New clues about ancient birds

Photo credit: Candace diCarlo

In 1984, the partial remains of a bird fossil from the age of dinosaurs were accidentally discovered in the Gansu province of northwestern China. The discovery was then largely forgotten by the scientific community.

Nearly 20 years later Hai-lu You, a Penn Ph.D. graduate, returned to his native China to revisit the site where the Gansu fossil emerged.
The following year he went back, with Matthew Lamanna of Carnegie Natural History Museum and a fellow Penn Ph.D. recipient, and Peter Dodson, professor of anatomy at the Vet School and professor in the Department of Earth and Environmental Sciences.

While Dodson (at right) usually goes to China to look for horned dinosaur fossils, what he and his former students found, instead, was, he says, “a serendipitous discovery.” The team uncovered five remarkable bird fossils of an early ancestor to modern-day warm-blooded birds. Gansus yumenensis, named for the Gansu province and the nearby city of Yumen, lived 105 to 115 million years ago in an aquatic environment. But while the ancient birds bear similarities to modern birds, Dodson cautions this doesn’t mean the creatures are just like loons or ducks. “They’re much more similar to what we call the base of the modern bird,” he says.
The team, which also includes Dodson’s former student Jerald Harris, now of Dixie State College, reported their findings in the journal Science and made international news with their discovery.

Though none of the fossil remains included intact skulls—which could provide a complete picture of what the animals ate—the team surmised the animals likely consumed fish, insects and plants. The skeletons revealed plenty of other key information, too: Its upper body structure suggests that Gansus could take flight from the water, and webbed feet and bony knees are clear signs that the bird could swim. “It tells us something about the pace of bird evolution,” says Dodson.

In fact, Gansus fills in the big gap between very early birds and those that came at the end of the Dinosaur Age: Gansus is the oldest example of near-modern birds that branched off from the ancient creature’s family tree.
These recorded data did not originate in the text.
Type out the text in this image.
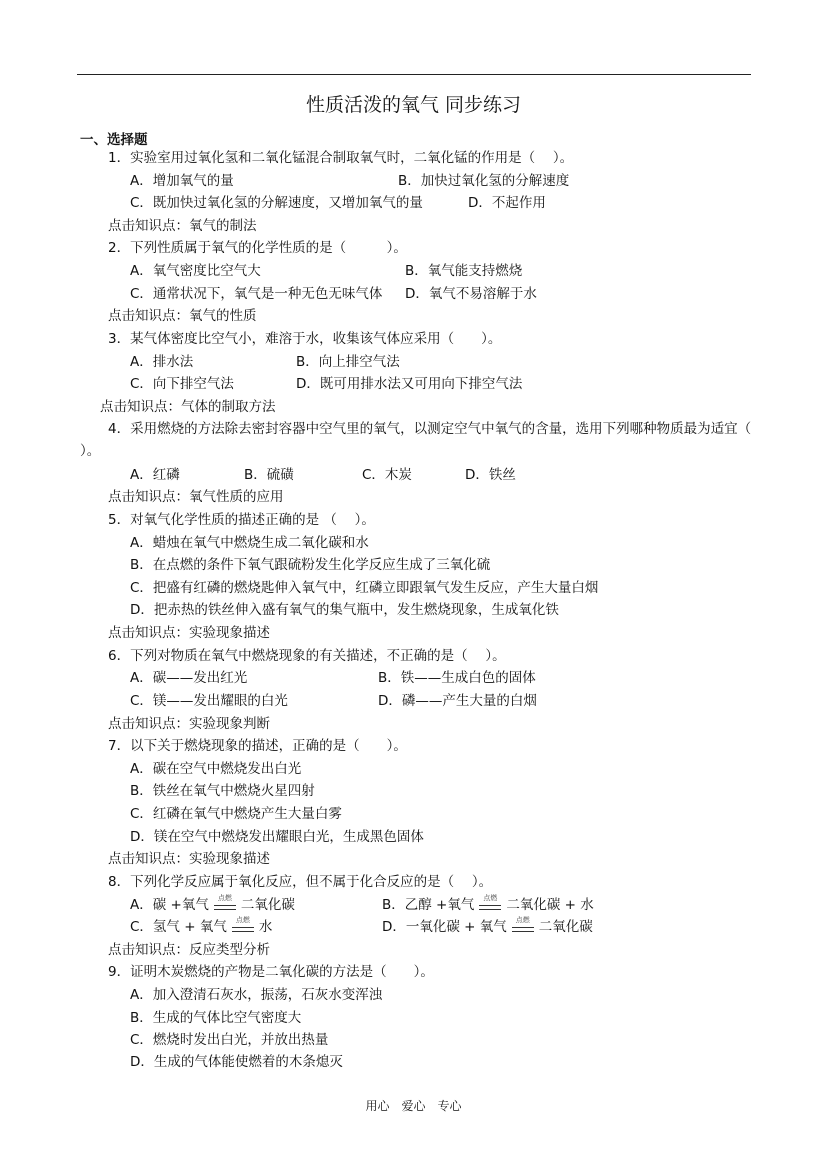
性质活泼的氧气 同步练习
一、选择题
1．实验室用过氧化氢和二氧化锰混合制取氧气时，二氧化锰的作用是（　 ）。
A．增加氧气的量	B．加快过氧化氢的分解速度
C．既加快过氧化氢的分解速度，又增加氧气的量	D．不起作用
点击知识点：氧气的制法
2．下列性质属于氧气的化学性质的是（　　　）。
A．氧气密度比空气大	B．氧气能支持燃烧
C．通常状况下，氧气是一种无色无味气体 D．氧气不易溶解于水
点击知识点：氧气的性质
3．某气体密度比空气小，难溶于水，收集该气体应采用（　　）。
A．排水法	B．向上排空气法
C．向下排空气法	D．既可用排水法又可用向下排空气法
点击知识点：气体的制取方法
4．采用燃烧的方法除去密封容器中空气里的氧气，以测定空气中氧气的含量，选用下列哪种物质最为适宜（　 ）。
A．红磷	B．硫磺	C．木炭	D．铁丝
点击知识点：氧气性质的应用
5．对氧气化学性质的描述正确的是 （　 ）。
A．蜡烛在氧气中燃烧生成二氧化碳和水
B．在点燃的条件下氧气跟硫粉发生化学反应生成了三氧化硫
C．把盛有红磷的燃烧匙伸入氧气中，红磷立即跟氧气发生反应，产生大量白烟
D．把赤热的铁丝伸入盛有氧气的集气瓶中，发生燃烧现象，生成氧化铁
点击知识点：实验现象描述
6．下列对物质在氧气中燃烧现象的有关描述，不正确的是（　 ）。
A．碳——发出红光	B．铁——生成白色的固体
C．镁——发出耀眼的白光	D．磷——产生大量的白烟
点击知识点：实验现象判断
7．以下关于燃烧现象的描述，正确的是（　　）。
A．碳在空气中燃烧发出白光
B．铁丝在氧气中燃烧火星四射
C．红磷在氧气中燃烧产生大量白雾
D．镁在空气中燃烧发出耀眼白光，生成黑色固体
点击知识点：实验现象描述
8．下列化学反应属于氧化反应，但不属于化合反应的是（　 ）。
A．碳 +氧气	点燃 二氧化碳	B．乙醇 +氧气	点燃 二氧化碳 + 水
C．氢气 + 氧气	点燃 水	D．一氧化碳 + 氧气	点燃 二氧化碳
点击知识点：反应类型分析
9．证明木炭燃烧的产物是二氧化碳的方法是（　　）。
A．加入澄清石灰水，振荡，石灰水变浑浊
B．生成的气体比空气密度大
C．燃烧时发出白光，并放出热量
D．生成的气体能使燃着的木条熄灭
用心　爱心　专心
The fossil also provides a unique opportunity to study the microscopic structure of the bird bones. “A good study of bone structure will be very telling in understanding growth rate and metabolic rate and something about the metabolic history of birds,” Dodson says. “The work there is ongoing.”

Despite the international media attention the find has received, Dodson insists he’s no expert in this field (usually he studies horned dinosaur fossils). Through this discovery, he hopes to build a complete fauna picture of the Gansu province in China. They’ve already uncovered specimens of salamanders and frogs and Dodson wants to add more discoveries to the list. “I’d like to find dinosaurs, if possible,” he says.